Qui-Gon sujetó su preciosa bolsa de dáctilos con una mano, y se dobló para acoplarse al cuello del dragón. Usando todo el poder que podía reunir, susurró a la bestia:
—Amigo, ayúdame. Llévame abajo, a las cuevas. ¡Date prisa!
Los dragones que estaban cazando whiphids oyeron el chillido desesperado del que llevaba encima a Qui-Gon. Miraron hacia arriba y vieron que tenía algo en la espalda. Entonces subieron en bandada y empezaron a perseguirle.

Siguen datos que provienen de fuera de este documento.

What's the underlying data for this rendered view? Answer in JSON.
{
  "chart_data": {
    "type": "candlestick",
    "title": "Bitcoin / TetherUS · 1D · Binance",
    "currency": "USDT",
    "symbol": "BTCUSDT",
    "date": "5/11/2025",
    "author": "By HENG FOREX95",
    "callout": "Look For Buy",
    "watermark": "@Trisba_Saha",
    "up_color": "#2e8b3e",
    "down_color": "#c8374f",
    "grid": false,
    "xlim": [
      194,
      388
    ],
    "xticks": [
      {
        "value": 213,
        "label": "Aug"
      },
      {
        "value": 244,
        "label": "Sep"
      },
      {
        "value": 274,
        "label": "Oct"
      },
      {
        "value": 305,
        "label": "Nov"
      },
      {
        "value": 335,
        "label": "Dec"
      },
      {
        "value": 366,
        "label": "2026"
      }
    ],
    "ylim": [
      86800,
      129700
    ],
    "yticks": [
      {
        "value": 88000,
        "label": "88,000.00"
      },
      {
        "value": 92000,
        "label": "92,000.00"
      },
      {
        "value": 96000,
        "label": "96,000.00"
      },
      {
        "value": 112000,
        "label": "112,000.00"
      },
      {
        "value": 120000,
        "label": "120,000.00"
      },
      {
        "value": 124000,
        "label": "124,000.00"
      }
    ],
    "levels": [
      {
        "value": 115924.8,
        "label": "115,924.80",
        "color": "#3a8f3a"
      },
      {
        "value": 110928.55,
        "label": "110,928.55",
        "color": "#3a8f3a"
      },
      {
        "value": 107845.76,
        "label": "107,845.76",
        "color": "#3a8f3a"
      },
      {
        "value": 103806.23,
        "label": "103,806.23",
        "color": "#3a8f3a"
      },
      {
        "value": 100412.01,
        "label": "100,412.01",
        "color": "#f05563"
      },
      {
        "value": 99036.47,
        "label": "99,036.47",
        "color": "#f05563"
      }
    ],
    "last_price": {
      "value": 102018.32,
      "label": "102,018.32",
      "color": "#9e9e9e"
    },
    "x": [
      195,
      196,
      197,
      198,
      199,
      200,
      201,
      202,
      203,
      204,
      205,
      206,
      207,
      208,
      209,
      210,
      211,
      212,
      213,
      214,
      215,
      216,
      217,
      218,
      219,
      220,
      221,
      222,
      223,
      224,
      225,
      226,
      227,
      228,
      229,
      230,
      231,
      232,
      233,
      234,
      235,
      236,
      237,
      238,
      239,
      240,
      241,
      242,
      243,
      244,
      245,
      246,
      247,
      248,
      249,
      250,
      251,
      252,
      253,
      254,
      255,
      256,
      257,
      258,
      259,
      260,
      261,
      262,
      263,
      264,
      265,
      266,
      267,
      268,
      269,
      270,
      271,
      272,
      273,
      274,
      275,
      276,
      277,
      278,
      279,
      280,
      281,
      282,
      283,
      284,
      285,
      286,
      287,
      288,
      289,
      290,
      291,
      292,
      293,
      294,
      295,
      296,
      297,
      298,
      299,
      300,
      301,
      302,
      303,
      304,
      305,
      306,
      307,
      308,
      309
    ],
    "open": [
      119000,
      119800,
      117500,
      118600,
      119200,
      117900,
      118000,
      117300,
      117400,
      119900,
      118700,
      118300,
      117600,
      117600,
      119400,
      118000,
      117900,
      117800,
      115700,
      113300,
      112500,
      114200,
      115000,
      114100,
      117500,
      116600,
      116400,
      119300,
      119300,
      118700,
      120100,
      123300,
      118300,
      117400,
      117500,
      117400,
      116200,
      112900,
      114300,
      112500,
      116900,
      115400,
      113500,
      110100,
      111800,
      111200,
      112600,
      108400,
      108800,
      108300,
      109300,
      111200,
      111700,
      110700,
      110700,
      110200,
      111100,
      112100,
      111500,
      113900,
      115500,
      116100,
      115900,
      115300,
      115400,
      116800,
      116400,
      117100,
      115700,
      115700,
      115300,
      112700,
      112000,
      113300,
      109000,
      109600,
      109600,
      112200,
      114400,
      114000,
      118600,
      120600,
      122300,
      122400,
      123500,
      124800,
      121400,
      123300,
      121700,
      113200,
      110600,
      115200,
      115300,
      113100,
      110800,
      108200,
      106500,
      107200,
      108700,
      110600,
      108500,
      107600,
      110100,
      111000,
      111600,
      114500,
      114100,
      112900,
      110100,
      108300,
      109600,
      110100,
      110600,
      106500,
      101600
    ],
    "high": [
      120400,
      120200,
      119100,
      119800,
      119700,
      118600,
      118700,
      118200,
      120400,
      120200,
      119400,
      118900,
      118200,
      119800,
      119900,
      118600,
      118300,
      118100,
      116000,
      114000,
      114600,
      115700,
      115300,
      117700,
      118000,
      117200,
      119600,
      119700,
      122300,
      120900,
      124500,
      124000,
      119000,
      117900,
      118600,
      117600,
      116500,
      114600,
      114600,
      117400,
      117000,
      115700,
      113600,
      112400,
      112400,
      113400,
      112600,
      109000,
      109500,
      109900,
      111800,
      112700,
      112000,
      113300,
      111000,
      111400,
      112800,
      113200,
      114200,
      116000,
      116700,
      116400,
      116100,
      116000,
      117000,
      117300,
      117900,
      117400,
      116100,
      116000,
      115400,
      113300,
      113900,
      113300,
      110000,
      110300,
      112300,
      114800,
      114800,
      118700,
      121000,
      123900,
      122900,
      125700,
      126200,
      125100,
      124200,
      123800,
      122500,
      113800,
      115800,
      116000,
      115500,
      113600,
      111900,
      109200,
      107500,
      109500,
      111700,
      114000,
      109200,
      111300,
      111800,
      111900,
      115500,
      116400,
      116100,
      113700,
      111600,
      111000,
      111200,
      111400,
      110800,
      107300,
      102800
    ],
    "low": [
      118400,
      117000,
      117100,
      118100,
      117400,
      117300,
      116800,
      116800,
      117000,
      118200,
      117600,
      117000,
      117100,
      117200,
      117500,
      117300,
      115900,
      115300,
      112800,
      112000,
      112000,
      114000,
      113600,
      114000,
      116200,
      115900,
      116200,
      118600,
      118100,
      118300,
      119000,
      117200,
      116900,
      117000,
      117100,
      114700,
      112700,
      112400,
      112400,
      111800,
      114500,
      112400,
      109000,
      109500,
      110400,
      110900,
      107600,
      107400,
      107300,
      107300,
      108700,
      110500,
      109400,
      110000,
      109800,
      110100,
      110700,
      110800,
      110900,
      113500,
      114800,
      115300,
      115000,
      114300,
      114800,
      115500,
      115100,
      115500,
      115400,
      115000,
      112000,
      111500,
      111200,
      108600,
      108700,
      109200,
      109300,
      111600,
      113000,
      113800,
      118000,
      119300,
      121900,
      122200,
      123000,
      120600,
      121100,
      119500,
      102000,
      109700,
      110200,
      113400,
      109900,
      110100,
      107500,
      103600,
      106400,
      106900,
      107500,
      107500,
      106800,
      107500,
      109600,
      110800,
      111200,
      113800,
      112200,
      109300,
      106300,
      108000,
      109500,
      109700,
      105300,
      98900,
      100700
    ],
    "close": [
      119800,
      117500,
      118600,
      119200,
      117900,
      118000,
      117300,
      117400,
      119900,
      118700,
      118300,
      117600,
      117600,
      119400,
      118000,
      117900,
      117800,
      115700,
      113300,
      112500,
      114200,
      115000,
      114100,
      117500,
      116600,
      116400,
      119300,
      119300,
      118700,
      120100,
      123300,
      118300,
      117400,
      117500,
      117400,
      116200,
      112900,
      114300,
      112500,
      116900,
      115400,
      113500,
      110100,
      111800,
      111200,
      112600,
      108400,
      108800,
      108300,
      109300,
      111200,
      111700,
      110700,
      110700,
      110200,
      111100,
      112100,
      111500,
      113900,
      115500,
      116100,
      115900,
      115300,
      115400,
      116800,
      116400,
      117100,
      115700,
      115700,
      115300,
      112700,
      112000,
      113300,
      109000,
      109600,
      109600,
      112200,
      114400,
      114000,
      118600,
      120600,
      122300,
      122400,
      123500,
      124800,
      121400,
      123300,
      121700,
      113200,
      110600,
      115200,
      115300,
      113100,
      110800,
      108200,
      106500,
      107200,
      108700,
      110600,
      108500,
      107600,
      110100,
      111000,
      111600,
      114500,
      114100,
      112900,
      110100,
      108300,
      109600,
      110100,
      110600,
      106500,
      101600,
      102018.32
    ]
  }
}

El dragón sobre el que iba montado Qui-Gon desplegó sus alas y voló rápidamente hacia las cuevas. El Maestro Jedi no estaba seguro de poder controlar a la bestia durante mucho tiempo. Su pequeño cerebro tenía pensamientos crueles y se movía porque estaba muy hambriento.

***
Grelb, que se lamentaba de la muerte de sus secuaces, volvió la mirada hacia la montaña. Se acercaba una bandada de cientos de dragones.
Para su sorpresa, Grelb vio a Qui-Gon saltar hacia las cavernas desde la espalda de un dragón cazador. El Jedi corrió en dirección a la nave.
El hutt abrió la boca sorprendido y corrió a esconderse detrás de una roca. Allí, se sentó temblando. El Jedi estaba vivo y había regresado de la montaña. Eso sólo podía significar una cosa.
Grelb estaba perdido. Jemba le mataría de un solo golpe cuando asomara la cara. O puede que le matara lentamente, para que le sirviera de escarmiento.
Había escalado a una posición de poder secundando a Jemba y no iba a dejar que un Jedi le derrotara. ¡Había trabajado mucho! Todos los asesinatos, todas las torturas a inocentes y todo el esfuerzo no se iban a malgastar ahora.
Tendría que matar al Jedi con sus propias manos, antes de que llegara a las cuevas y Jemba lo viera.
Tan rápido como pudo, Grelb se deslizó entre las rocas.